Friday, September 14, 2018

7 Reasons Dividend Stocks Beat Real Estate Investing (Part II)


Dilapidated real estate investment.
This Old Investment.
In Part 1 of this series I covered the first three reasons dividend stocks beat real estate investing:

1) Low Initial Investment
2) No Financial Leverage
3) No Management Overhead

In this Part I’ll review reasons 4 through 7 on why dividend stocks are a superior investment to real estate.

4) Small Incremental Investments:  Like the initial investment in item #1 in Part 1, you can add to your dividend stock portfolio in dribs-n-drabs as your cash flow allows.  This makes it easier to compound your investments and / or diversify them if you wish.

Try adding a piece of rental real estate to your investment portfolio for 50 bucks a month.  The only way you can do it is with a dividend paying Real Estate Investment Trust (REIT) purchased just like any other stock.  ‘Nuff said.

5) Positive cash flow:  All the time (almost).  When you buy dividend paying stocks, particularly solid stocks, you can pretty well count on getting positive cash flow every month for stocks paying monthly or quarterly for stocks paying every three months.  If the dividend gets cut, your cash flow goes to zero, but not below that point.

With real estate you can easily and regularly experience negative cash flow.  If you get into a fix-n-flip, you’re cash flow will be negative from the time you buy the property to the point you sell it – and possibly thereafter if you have to sell during a market dip.

In the rental market, you can regularly count on having negative cash flow several months out of every 12 once you factor in the rent / re-rent phases of ownership.  Should you have any repairs along the way, you might have several months each year of negative cash flow or even an entire year, despite having a renter on prem, if the repair has a hefty price tag.  Of course, if you have the coin to purchase a rental for all cash, it’s easier to experience positive cash flow nearly every month.  If you could do that, though, you wouldn’t be reading this post.

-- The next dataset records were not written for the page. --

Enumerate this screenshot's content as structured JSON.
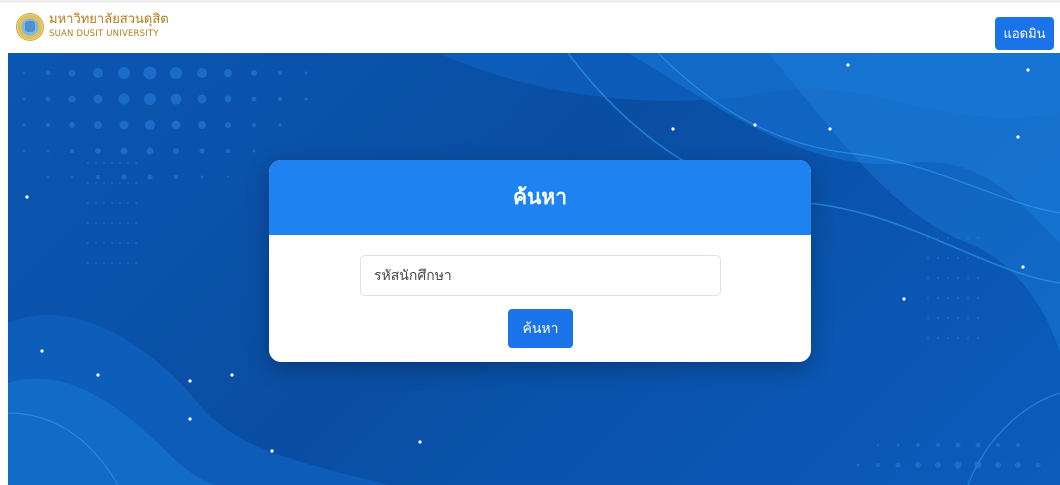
{
  "header": {
    "logo_icon": "university-emblem-icon",
    "university_name_thai": "มหาวิทยาลัยสวนดุสิต",
    "university_name_english": "SUAN DUSIT UNIVERSITY",
    "admin_button_label": "แอดมิน"
  },
  "search_card": {
    "title": "ค้นหา",
    "student_id_placeholder": "รหัสนักศึกษา",
    "student_id_value": "",
    "search_button_label": "ค้นหา"
  },
  "colors": {
    "accent": "#1a73e8",
    "card_header": "#1e82f0",
    "background": "#0b56b2",
    "brand_text": "#b07d1a"
  }
}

6) Real Compound Growth:  When you buy a dividend paying stock and let the dividends reinvest, you get additional shares of stock.  These shares pay future dividends which buy more stock which pays more dividends and so forth.  You may start with a few shares (pieces of a company) at the age of 23 and wind up with thousands of shares (pieces of a company) at retirement through compounding alone i.e., without adding anything out of pocket.  This is what I refer to as real compound growth.

With investment real estate you get compound growth as well – on paper.  For instance, if you buy a $100,000 property that appreciates at 2% per year, you’ll have a property valued at $102,000 at the end of the first year and $104,040 at the end of the second year.  However, you’ll still have only 1 property, not several and certainly not thousands by the time you retire.

In both cases, div stock and real estate, you can see value appreciation (or depreciation), but in only one will you see actual pieces added to your monopoly board through compounding.

7) Risk Diversification:  Because you can purchase dividend paying stock in small increments, relative to real estate, it’s much easier to diversify away risk.  With stock, you can spread your money, however little or much, across multiple firms.  As a result of this, you significantly limit the probability of a catastrophic event causing your entire investment to go to zero.

Real estate normally requires putting all your money into one property.  Because you can’t easily diversify across multiple properties, let alone multiple properties in different regions or geographies, you can’t reduce the possibility of a catastrophic event driving your investment to zero.  What’s more, a single catastrophic event with a real estate investment can plunge you into large, negative financial territory if you use leverage (debt) which you almost certainly will in order to invest in the first place. 

I’ve flogged this horse long enough.  I can’t recommend real estate investing to anyone and certainly can’t do so when dividend stocks are available.  If I could, I’d recommend annuities while I’m at it, but in 9 Reasons Dividend Stocks Beat Annuities, you’ll learn why I can’t do that, either.  Apparently, I’ve become an old curmudgeon.  Until next time, happy dividend investing! 

The thoughts and opinions expressed here are those of the author, who is not a financial professional, and therefore should not be considered as investment advice.  This information is presented for education and entertainment purposes only.  For specific investment advice or assistance, please contact a registered investment advisor, licensed broker, or other financial professional.